La inequidad es alarmante. Aunque Colombia siempre ha sido una sociedad desigual, las brechas de ingreso y riqueza entre el 1% más rico y el 50% más pobre nunca habían sido tan grandes. Mientras que en la mayoría de países latinoamericanos, el crecimiento económico durante el presente siglo se ha traducido en una mejora relativa de los ingresos disponibles de los trabajadores más pobres, en Colombia las familias más ricas han sido las grandes beneficiadas. Aunque la pobreza se ha reducido, los trabajadores de salario mínimo han perdido una quinta parte de su participación en el PIB (vea “No nos digamos mentiras sobre el salario mínimo”).

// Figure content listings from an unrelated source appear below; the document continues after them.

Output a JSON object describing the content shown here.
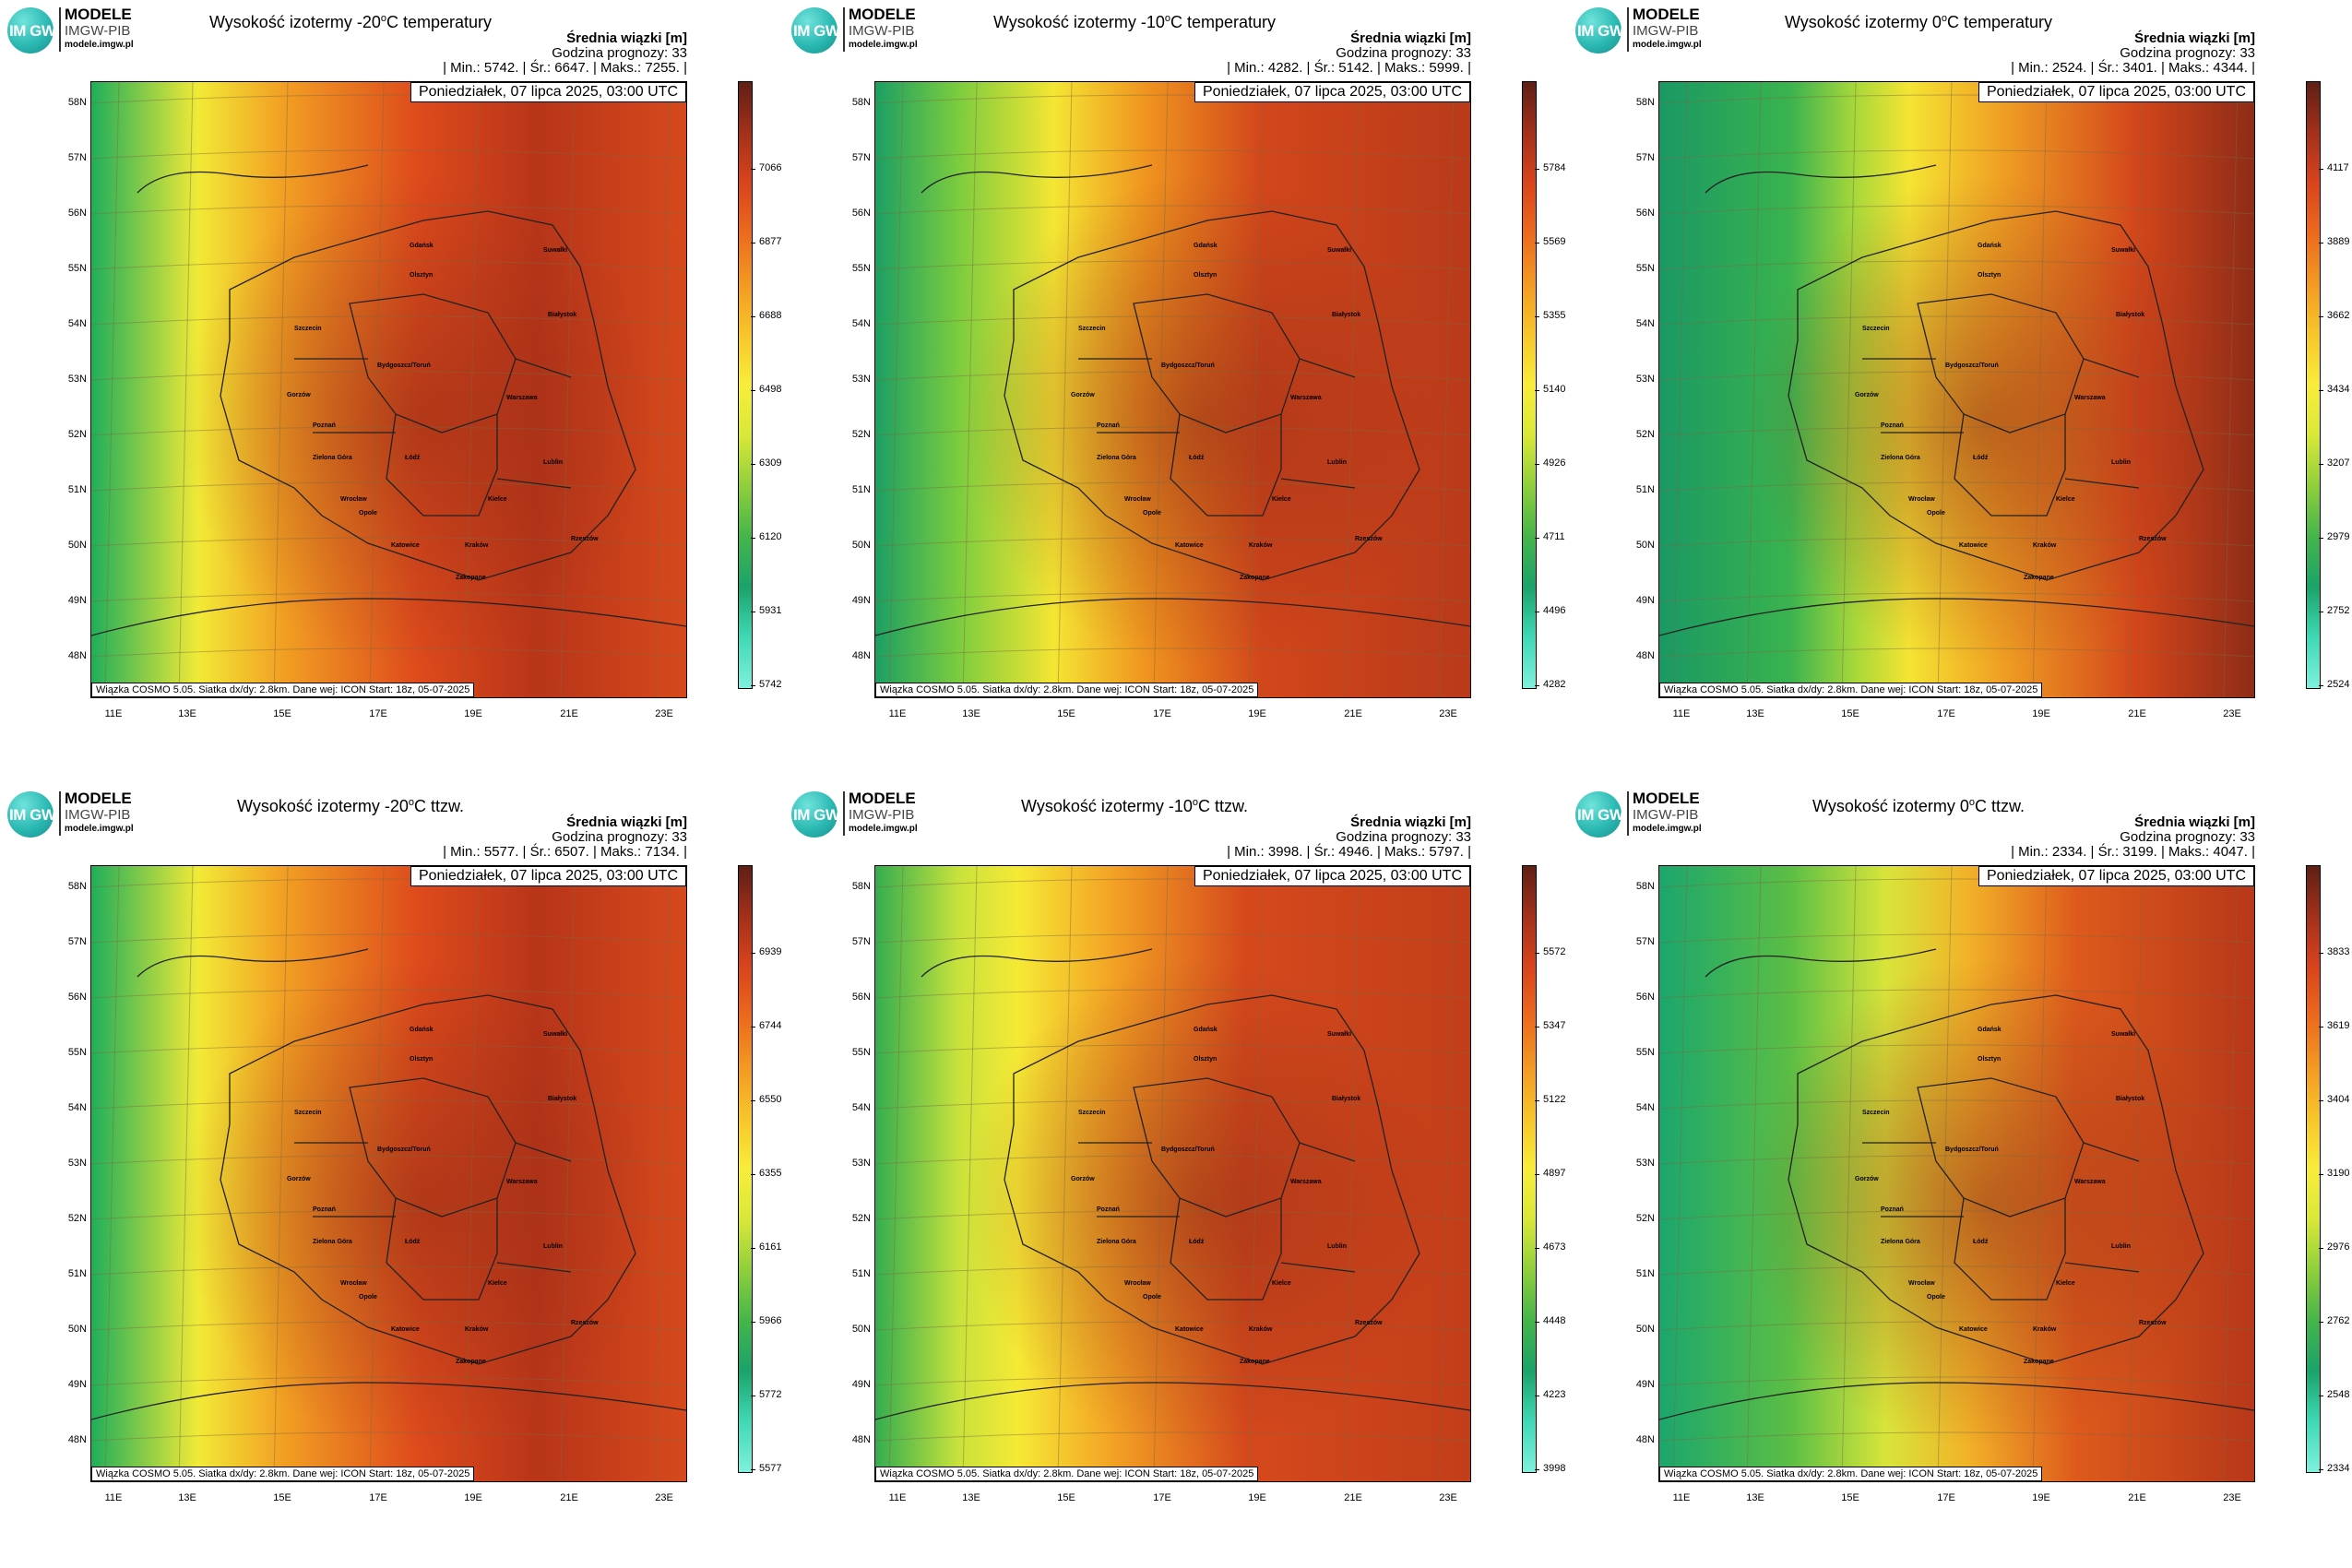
{
  "logo": {
    "circle_text": "IM GW",
    "brand": "MODELE",
    "org": "IMGW-PIB",
    "url": "modele.imgw.pl"
  },
  "common": {
    "info_label": "Średnia wiązki [m]",
    "forecast_hour": "Godzina prognozy: 33",
    "date": "Poniedziałek, 07 lipca 2025, 03:00 UTC",
    "footer": "Wiązka COSMO 5.05. Siatka dx/dy: 2.8km. Dane wej: ICON Start: 18z, 05-07-2025",
    "lat_labels": [
      "58N",
      "57N",
      "56N",
      "55N",
      "54N",
      "53N",
      "52N",
      "51N",
      "50N",
      "49N",
      "48N"
    ],
    "lon_labels": [
      "11E",
      "13E",
      "15E",
      "17E",
      "19E",
      "21E",
      "23E"
    ],
    "cities": [
      "Gdańsk",
      "Olsztyn",
      "Suwałki",
      "Szczecin",
      "Białystok",
      "Bydgoszcz/Toruń",
      "Gorzów",
      "Warszawa",
      "Poznań",
      "Zielona Góra",
      "Łódź",
      "Lublin",
      "Wrocław",
      "Kielce",
      "Opole",
      "Katowice",
      "Kraków",
      "Rzeszów",
      "Zakopane"
    ]
  },
  "panels": [
    {
      "title": "Wysokość izotermy -20°C temperatury",
      "title_pre": "Wysokość izotermy -20",
      "title_sup": "o",
      "title_post": "C temperatury",
      "stats": "| Min.: 5742. | Śr.: 6647. | Maks.: 7255. |",
      "colorbar": [
        "7066",
        "6877",
        "6688",
        "6498",
        "6309",
        "6120",
        "5931",
        "5742"
      ],
      "palette": "warm"
    },
    {
      "title": "Wysokość izotermy -10°C temperatury",
      "title_pre": "Wysokość izotermy -10",
      "title_sup": "o",
      "title_post": "C temperatury",
      "stats": "| Min.: 4282. | Śr.: 5142. | Maks.: 5999. |",
      "colorbar": [
        "5784",
        "5569",
        "5355",
        "5140",
        "4926",
        "4711",
        "4496",
        "4282"
      ],
      "palette": "mid"
    },
    {
      "title": "Wysokość izotermy 0°C temperatury",
      "title_pre": "Wysokość izotermy 0",
      "title_sup": "o",
      "title_post": "C temperatury",
      "stats": "| Min.: 2524. | Śr.: 3401. | Maks.: 4344. |",
      "colorbar": [
        "4117",
        "3889",
        "3662",
        "3434",
        "3207",
        "2979",
        "2752",
        "2524"
      ],
      "palette": "cool"
    },
    {
      "title": "Wysokość izotermy -20°C ttzw.",
      "title_pre": "Wysokość izotermy -20",
      "title_sup": "o",
      "title_post": "C ttzw.",
      "stats": "| Min.: 5577. | Śr.: 6507. | Maks.: 7134. |",
      "colorbar": [
        "6939",
        "6744",
        "6550",
        "6355",
        "6161",
        "5966",
        "5772",
        "5577"
      ],
      "palette": "warm"
    },
    {
      "title": "Wysokość izotermy -10°C ttzw.",
      "title_pre": "Wysokość izotermy -10",
      "title_sup": "o",
      "title_post": "C ttzw.",
      "stats": "| Min.: 3998. | Śr.: 4946. | Maks.: 5797. |",
      "colorbar": [
        "5572",
        "5347",
        "5122",
        "4897",
        "4673",
        "4448",
        "4223",
        "3998"
      ],
      "palette": "hot"
    },
    {
      "title": "Wysokość izotermy 0°C ttzw.",
      "title_pre": "Wysokość izotermy 0",
      "title_sup": "o",
      "title_post": "C ttzw.",
      "stats": "| Min.: 2334. | Śr.: 3199. | Maks.: 4047. |",
      "colorbar": [
        "3833",
        "3619",
        "3404",
        "3190",
        "2976",
        "2762",
        "2548",
        "2334"
      ],
      "palette": "mix"
    }
  ],
  "colors": {
    "colorbar_stops": [
      "#5f1f14",
      "#a3301a",
      "#d9441c",
      "#ec6a1d",
      "#f39a22",
      "#f7c62a",
      "#f9ed3a",
      "#d9e838",
      "#8fcf3b",
      "#45b54a",
      "#1aa36a",
      "#3fd9b6",
      "#7ff0dd"
    ]
  }
}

Los grandes privilegios económicos son sacrosantos. La debilidad estructural del Estado ha permitido a los poderosos apropiarse de rentas jugosas derivadas del trabajo de las clases medias y bajas y amparadas en el supuesto objetivo de ayudar a los trabajadores. Las cajas de compensación familiar, las AFP y la Federación Nacional de Cafeteros son buenos ejemplos. Rentas que debería usufructuar el Estado se encuentran privatizadas, como las licencias de los taxis o los cupos de los camiones. Las valorizaciones que resultan de la inversión pública en vías, aeropuertos o zonas francas son apropiadas completamente por los dueños de las tierras y por los políticos con información privilegiada. Estos no son temas del debate fiscal porque ninguna de estas fuentes de ingresos es parte del Presupuesto de la Nación. Cuando hay un hueco fiscal el único remedio es elevar el IVA (vea “Rentas para los ricos”).
Por consiguiente, hay sobradas razones políticas, económicas y sociales para que surja un populista que prometa soluciones radicales y simplistas para estos problemas. Ojalá tengan razón los optimistas y estemos equivocados los que creemos que el sistema democrático necesita de partidos que gocen de credibilidad y de políticos reconocidos por sus trayectorias, sus ideas y sus ejecuciones. La mayoría de los colombianos no creen en que el sistema político esté orientado hacia el bienestar público, así que igual les da que los políticos sean de derecha o de izquierda. Quizás resultemos con un populista de centro.
Nuestra pésima educación política y la cultura actual de aprenda inglés durmiendo, nos convierte en veletas en espera de ese héroe populista que nos resuelva la vida.